If you’re struggling here, I’ve coined a social content approach called JK5 that might help keep your creative flow simple.

Every time you set out to create a post, choose one of your five unique content pillars that guide content creation and show your brand’s personality to your followers. It could be parenting, pets, style, interior design, poetry or anything that shows who YOU ​​are!

If you want to learn more about JK5 and the pillars of your brand, listen to this episode of my podcast!

Start of business through graphic with JK Five for brand pillars

5. Choose your tools wisely.

I learned this analogy through my experience as a photographer, juggling various lenses in my camera bag. I felt that pressure when I was just starting out to have every single lens for every possible scenario.

As my business grew, I bought new lenses, but found that there were only a few that I would reach for again and again. I didn’t need all the fancy tools right away, and in many cases I didn’t need them at all.

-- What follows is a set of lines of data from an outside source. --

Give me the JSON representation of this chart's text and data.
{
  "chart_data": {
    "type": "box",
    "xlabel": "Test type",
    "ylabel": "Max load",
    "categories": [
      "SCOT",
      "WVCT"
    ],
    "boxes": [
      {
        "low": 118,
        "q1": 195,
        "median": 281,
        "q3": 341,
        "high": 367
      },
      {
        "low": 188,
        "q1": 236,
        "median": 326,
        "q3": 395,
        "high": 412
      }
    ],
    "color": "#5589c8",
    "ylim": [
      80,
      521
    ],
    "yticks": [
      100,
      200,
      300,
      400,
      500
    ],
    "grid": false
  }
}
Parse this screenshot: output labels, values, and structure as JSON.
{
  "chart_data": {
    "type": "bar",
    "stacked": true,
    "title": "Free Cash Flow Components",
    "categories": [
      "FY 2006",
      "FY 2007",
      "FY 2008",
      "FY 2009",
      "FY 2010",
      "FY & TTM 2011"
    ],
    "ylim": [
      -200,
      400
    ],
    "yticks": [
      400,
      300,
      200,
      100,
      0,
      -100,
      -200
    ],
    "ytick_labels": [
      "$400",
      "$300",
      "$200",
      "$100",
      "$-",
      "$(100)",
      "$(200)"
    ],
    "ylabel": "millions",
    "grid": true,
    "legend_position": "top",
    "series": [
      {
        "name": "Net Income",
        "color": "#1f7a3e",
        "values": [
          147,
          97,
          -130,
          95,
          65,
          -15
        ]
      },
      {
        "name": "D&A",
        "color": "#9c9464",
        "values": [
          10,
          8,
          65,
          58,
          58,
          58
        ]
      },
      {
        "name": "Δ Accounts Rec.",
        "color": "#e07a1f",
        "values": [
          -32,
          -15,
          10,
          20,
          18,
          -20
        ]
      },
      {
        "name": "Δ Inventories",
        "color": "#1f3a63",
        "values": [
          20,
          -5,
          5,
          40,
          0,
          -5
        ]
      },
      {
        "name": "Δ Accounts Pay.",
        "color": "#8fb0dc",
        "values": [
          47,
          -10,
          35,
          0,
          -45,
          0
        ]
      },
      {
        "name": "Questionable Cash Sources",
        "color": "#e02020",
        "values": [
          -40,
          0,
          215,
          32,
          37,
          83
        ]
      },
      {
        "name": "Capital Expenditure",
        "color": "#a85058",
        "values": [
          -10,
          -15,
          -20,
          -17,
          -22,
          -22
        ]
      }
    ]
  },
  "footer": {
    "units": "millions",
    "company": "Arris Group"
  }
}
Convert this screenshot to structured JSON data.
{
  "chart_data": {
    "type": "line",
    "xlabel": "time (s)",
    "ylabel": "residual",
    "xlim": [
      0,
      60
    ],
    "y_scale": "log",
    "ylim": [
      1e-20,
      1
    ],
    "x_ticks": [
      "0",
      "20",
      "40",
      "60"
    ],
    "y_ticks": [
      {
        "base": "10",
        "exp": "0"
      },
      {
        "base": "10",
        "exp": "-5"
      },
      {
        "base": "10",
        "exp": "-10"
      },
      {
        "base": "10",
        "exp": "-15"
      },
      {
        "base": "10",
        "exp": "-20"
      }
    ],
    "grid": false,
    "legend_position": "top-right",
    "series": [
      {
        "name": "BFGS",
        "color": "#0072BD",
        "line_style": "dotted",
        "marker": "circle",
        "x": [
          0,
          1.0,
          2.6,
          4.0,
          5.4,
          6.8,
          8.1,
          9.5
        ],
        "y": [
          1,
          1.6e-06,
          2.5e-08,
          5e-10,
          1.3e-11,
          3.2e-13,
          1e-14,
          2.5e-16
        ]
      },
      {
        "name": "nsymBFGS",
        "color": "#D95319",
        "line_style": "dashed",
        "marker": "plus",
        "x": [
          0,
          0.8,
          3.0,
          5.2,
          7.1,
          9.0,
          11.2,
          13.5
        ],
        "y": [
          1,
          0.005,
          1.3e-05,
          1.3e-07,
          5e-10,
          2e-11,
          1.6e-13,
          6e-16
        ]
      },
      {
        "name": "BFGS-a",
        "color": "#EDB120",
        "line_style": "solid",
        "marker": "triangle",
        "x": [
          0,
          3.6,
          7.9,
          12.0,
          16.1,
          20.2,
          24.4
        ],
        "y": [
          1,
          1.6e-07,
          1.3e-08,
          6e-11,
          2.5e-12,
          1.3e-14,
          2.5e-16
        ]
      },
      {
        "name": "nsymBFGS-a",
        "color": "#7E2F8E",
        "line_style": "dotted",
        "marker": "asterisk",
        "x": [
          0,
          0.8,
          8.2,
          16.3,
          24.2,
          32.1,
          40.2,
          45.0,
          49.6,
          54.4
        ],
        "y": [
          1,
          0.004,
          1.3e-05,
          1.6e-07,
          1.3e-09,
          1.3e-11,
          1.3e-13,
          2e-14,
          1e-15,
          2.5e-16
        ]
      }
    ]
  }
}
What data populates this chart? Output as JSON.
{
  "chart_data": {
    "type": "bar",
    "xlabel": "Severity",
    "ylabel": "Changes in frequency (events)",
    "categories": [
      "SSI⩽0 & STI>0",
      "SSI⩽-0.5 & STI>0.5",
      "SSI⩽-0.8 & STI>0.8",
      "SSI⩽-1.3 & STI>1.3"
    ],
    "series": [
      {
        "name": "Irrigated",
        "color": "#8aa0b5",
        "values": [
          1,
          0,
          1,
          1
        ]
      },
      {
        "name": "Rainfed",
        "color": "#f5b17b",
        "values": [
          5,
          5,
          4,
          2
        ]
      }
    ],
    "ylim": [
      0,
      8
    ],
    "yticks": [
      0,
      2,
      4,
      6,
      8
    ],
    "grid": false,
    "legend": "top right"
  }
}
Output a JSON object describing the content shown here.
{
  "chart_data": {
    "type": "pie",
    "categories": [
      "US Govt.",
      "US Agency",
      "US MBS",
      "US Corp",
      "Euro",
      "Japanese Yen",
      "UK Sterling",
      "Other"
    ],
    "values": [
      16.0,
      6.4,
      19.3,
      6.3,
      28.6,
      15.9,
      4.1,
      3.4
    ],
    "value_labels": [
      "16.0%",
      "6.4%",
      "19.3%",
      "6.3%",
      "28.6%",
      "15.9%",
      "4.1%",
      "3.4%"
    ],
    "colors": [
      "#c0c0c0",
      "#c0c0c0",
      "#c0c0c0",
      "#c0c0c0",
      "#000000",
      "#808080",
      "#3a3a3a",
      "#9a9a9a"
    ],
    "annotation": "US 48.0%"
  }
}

When you’re just starting your business, you’ll probably be overwhelmed with all the options for the best tools and platforms. Your head will spin.

But most of them are not necessary for what you need on the first day. You don’t just have to spend your time and money I’m looking for as a job when it could easily distract you from being able to do real work.

Take a few steps back and analyze what your greatest needs are. Differentiate between ‘nice to have’ and ‘need to have’ in order for your growth to progress.

The key to knowing the difference is looking at the tasks that are already on your to-do list versus the ones you’re looking forward to in the future.

For example, you may need to invest in accounting software before you can start working on your website. In fact, I will fully admit that until THIS year, I didn’t have a real branded, designer-made logo.

You can go further than you ever imagined with much less than you think!

Respect your journey

Overall, the biggest surprise for me is that I don’t really want to repeat any of it.

Nor someone who enjoys the learning process so much, it was only through hiccups, guesses, mistakes and early days that I managed to awaken the relentless lifelong learner and educator in me.

My learning path is the only reason I can have enough insight to meet people at their starting lines or messy environments and help them skip some of the confusion. I like to help smooth the starting lines.

You’re capable of much more amazing things than you may know, so I’m all for helping people like you get there.

So while these are in some ways insights born from moments of ‘regret’, I’d say I value them much more as transformative experiences.

Respect your weaknesses and challenges along the way! Not only have they helped YOU become who you are and the skills you carry, but they are also a pathway for you to help others get through the mess because we’re all here just trying to figure out how we’re going.